Nebneb made a goofy face back. Too late. The dragon’s great white and gold eyes blinked and widened with disorientation. Fixating on Nebneb’s face, it snarled. 

Nebneb recognized the rattle, like that of phlegm in its throat, and knew what was coming next. With thousands of hours of passionate care on his armor along with an eye for detail, Nebneb without thinking threaded a worra into his bow, and shot it with precision into a small gap between the dragon’s scales, a stress point, which enlarged a centimeter more when the dragon’s chest expanded. The worra slipped in as the dragon’s chest contracted and pierced up and into the centre of the dragon’s heart.

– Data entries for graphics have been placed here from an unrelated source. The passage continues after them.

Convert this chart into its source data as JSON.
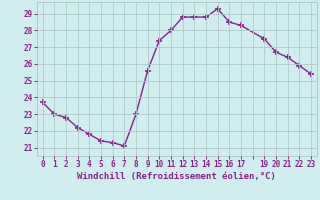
{
  "x": [
    0,
    1,
    2,
    3,
    4,
    5,
    6,
    7,
    8,
    9,
    10,
    11,
    12,
    13,
    14,
    15,
    16,
    17,
    19,
    20,
    21,
    22,
    23
  ],
  "y": [
    23.7,
    23.0,
    22.8,
    22.2,
    21.8,
    21.4,
    21.3,
    21.1,
    23.0,
    25.6,
    27.4,
    28.0,
    28.8,
    28.8,
    28.8,
    29.3,
    28.5,
    28.3,
    27.5,
    26.7,
    26.4,
    25.9,
    25.4
  ],
  "line_color": "#882288",
  "marker": "+",
  "marker_size": 4,
  "marker_linewidth": 1.2,
  "xlabel": "Windchill (Refroidissement éolien,°C)",
  "xlabel_fontsize": 6.5,
  "ylabel_ticks": [
    21,
    22,
    23,
    24,
    25,
    26,
    27,
    28,
    29
  ],
  "xtick_labels": [
    "0",
    "1",
    "2",
    "3",
    "4",
    "5",
    "6",
    "7",
    "8",
    "9",
    "10",
    "11",
    "12",
    "13",
    "14",
    "15",
    "16",
    "17",
    "",
    "19",
    "20",
    "21",
    "22",
    "23"
  ],
  "xtick_positions": [
    0,
    1,
    2,
    3,
    4,
    5,
    6,
    7,
    8,
    9,
    10,
    11,
    12,
    13,
    14,
    15,
    16,
    17,
    18,
    19,
    20,
    21,
    22,
    23
  ],
  "ylim": [
    20.5,
    29.7
  ],
  "xlim": [
    -0.5,
    23.5
  ],
  "bg_color": "#d0eef0",
  "grid_color": "#b0c8c8",
  "tick_color": "#882288",
  "tick_fontsize": 5.5,
  "linewidth": 1.0
}
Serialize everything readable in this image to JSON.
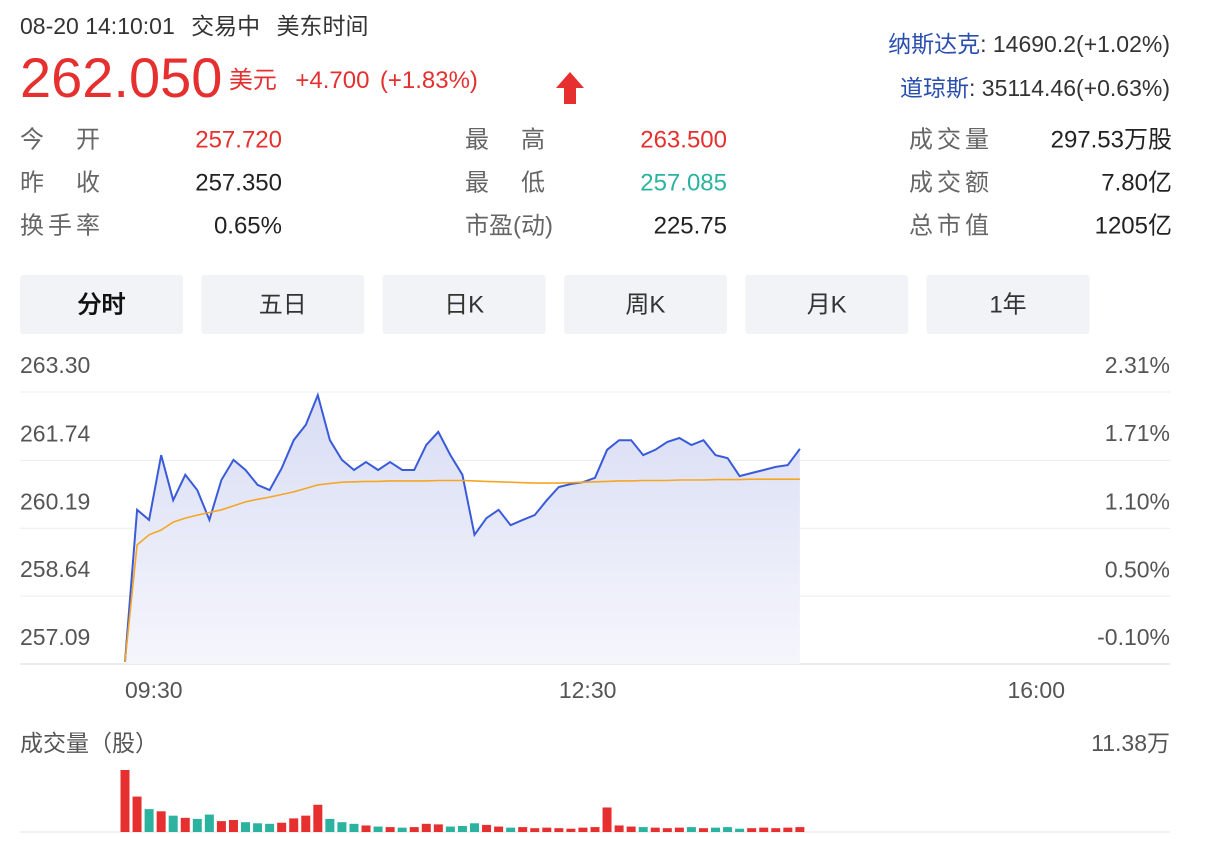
{
  "header": {
    "datetime": "08-20 14:10:01",
    "status": "交易中",
    "timezone": "美东时间"
  },
  "quote": {
    "price": "262.050",
    "currency": "美元",
    "change": "+4.700",
    "change_pct": "(+1.83%)"
  },
  "indices": [
    {
      "name": "纳斯达克",
      "value": ": 14690.2(+1.02%)"
    },
    {
      "name": "道琼斯",
      "value": ": 35114.46(+0.63%)"
    }
  ],
  "stats": [
    {
      "label": "今开",
      "value": "257.720"
    },
    {
      "label": "最高",
      "value": "263.500"
    },
    {
      "label": "成交量",
      "value": "297.53万股"
    },
    {
      "label": "昨收",
      "value": "257.350"
    },
    {
      "label": "最低",
      "value": "257.085"
    },
    {
      "label": "成交额",
      "value": "7.80亿"
    },
    {
      "label": "换手率",
      "value": "0.65%"
    },
    {
      "label": "市盈(动)",
      "value": "225.75"
    },
    {
      "label": "总市值",
      "value": "1205亿"
    }
  ],
  "tabs": {
    "items": [
      "分时",
      "五日",
      "日K",
      "周K",
      "月K",
      "1年"
    ],
    "active": 0
  },
  "price_chart": {
    "type": "line",
    "x": [
      "09:30",
      "09:35",
      "09:40",
      "09:45",
      "09:50",
      "09:55",
      "10:00",
      "10:05",
      "10:10",
      "10:15",
      "10:20",
      "10:25",
      "10:30",
      "10:35",
      "10:40",
      "10:45",
      "10:50",
      "10:55",
      "11:00",
      "11:05",
      "11:10",
      "11:15",
      "11:20",
      "11:25",
      "11:30",
      "11:35",
      "11:40",
      "11:45",
      "11:50",
      "11:55",
      "12:00",
      "12:05",
      "12:10",
      "12:15",
      "12:20",
      "12:25",
      "12:30",
      "12:35",
      "12:40",
      "12:45",
      "12:50",
      "12:55",
      "13:00",
      "13:05",
      "13:10",
      "13:15",
      "13:20",
      "13:25",
      "13:30",
      "13:35",
      "13:40",
      "13:45",
      "13:50",
      "13:55",
      "14:00",
      "14:05",
      "14:10"
    ],
    "xlim": [
      "09:30",
      "16:00"
    ],
    "xticks": [
      "09:30",
      "12:30",
      "16:00"
    ],
    "ylim": [
      257.09,
      263.3
    ],
    "yticks": [
      {
        "value": 263.3,
        "label": "263.30"
      },
      261.74,
      260.19,
      258.64,
      257.09
    ],
    "y2lim": [
      -0.1,
      2.31
    ],
    "y2ticks": [
      {
        "value": 2.31,
        "label": "2.31%"
      },
      {
        "value": 1.71,
        "label": "1.71%"
      },
      {
        "value": 1.1,
        "label": "1.10%"
      },
      {
        "value": 0.5,
        "label": "0.50%"
      },
      {
        "value": -0.1,
        "label": "-0.10%"
      }
    ],
    "grid": true,
    "series": [
      {
        "color": "#3a5bd9",
        "values": [
          257.14,
          260.61,
          260.38,
          261.86,
          260.83,
          261.41,
          261.06,
          260.38,
          261.29,
          261.75,
          261.52,
          261.18,
          261.06,
          261.56,
          262.2,
          262.55,
          263.23,
          262.2,
          261.75,
          261.52,
          261.7,
          261.52,
          261.7,
          261.52,
          261.52,
          262.09,
          262.39,
          261.86,
          261.41,
          260.04,
          260.42,
          260.61,
          260.26,
          260.38,
          260.49,
          260.83,
          261.13,
          261.2,
          261.24,
          261.34,
          261.98,
          262.2,
          262.2,
          261.86,
          261.98,
          262.16,
          262.25,
          262.09,
          262.2,
          261.86,
          261.79,
          261.38,
          261.45,
          261.52,
          261.59,
          261.63,
          262.0
        ]
      },
      {
        "color": "#f5a623",
        "values": [
          257.14,
          259.81,
          260.04,
          260.15,
          260.33,
          260.42,
          260.49,
          260.55,
          260.61,
          260.7,
          260.79,
          260.85,
          260.9,
          260.96,
          261.02,
          261.1,
          261.18,
          261.21,
          261.24,
          261.25,
          261.26,
          261.26,
          261.27,
          261.27,
          261.27,
          261.27,
          261.28,
          261.28,
          261.28,
          261.27,
          261.26,
          261.25,
          261.24,
          261.23,
          261.22,
          261.22,
          261.22,
          261.23,
          261.24,
          261.25,
          261.26,
          261.27,
          261.27,
          261.28,
          261.28,
          261.28,
          261.29,
          261.29,
          261.29,
          261.3,
          261.3,
          261.3,
          261.31,
          261.31,
          261.31,
          261.31,
          261.31
        ]
      }
    ]
  },
  "volume_chart": {
    "type": "bar",
    "title": "成交量（股）",
    "ylim": [
      0,
      11.38
    ],
    "yticks": [
      {
        "value": 11.38,
        "label": "11.38万"
      }
    ],
    "up_color": "#e5302f",
    "down_color": "#2bb3a0",
    "values": [
      11.38,
      6.5,
      4.2,
      3.8,
      3.0,
      2.6,
      2.4,
      3.2,
      2.0,
      2.2,
      1.8,
      1.6,
      1.5,
      1.7,
      2.5,
      3.0,
      5.0,
      2.4,
      1.8,
      1.5,
      1.2,
      1.0,
      0.9,
      0.8,
      0.9,
      1.5,
      1.4,
      1.0,
      1.1,
      1.6,
      1.3,
      1.0,
      0.8,
      0.9,
      0.7,
      0.8,
      0.7,
      0.6,
      0.8,
      0.9,
      4.5,
      1.2,
      1.0,
      0.9,
      0.8,
      0.7,
      0.8,
      0.9,
      0.7,
      0.8,
      0.9,
      0.6,
      0.7,
      0.8,
      0.7,
      0.8,
      0.9
    ]
  }
}
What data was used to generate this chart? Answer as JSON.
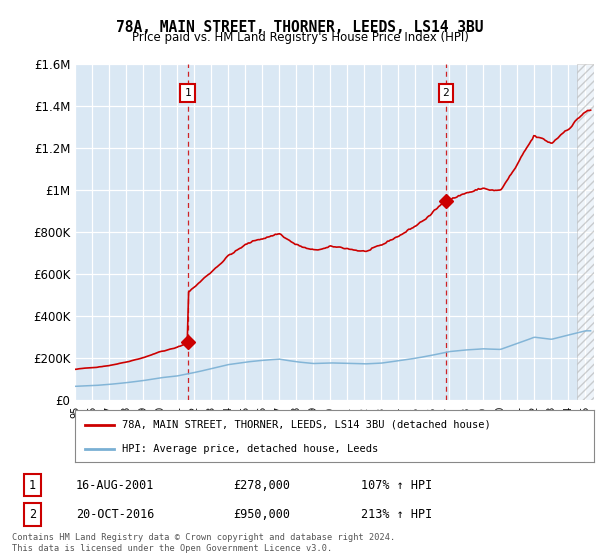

Nebneb held his shield up to protect himself from the onslaught of sulphuric substance, but to no avail. Victory didn't smell as bad as he’d thought, and he laughed at the powdery strands covering his armor. He located Glander and Meangle, close to each other. Both miraculously survived, each with only a few broken bones, and he had to assure them he’d let them explain their condition in their own words, before they accepted his help onto their oxen with sheepish grins, and let him lead them back to the center arena.

When his people saw him covered in the dragon’s sulphuric substance, they cheered. He reached his parents in their ceremonial garments and dismounted. He lifted his helmet off his head and smeared some of the sulphuric substance across their cheeks and onto his own.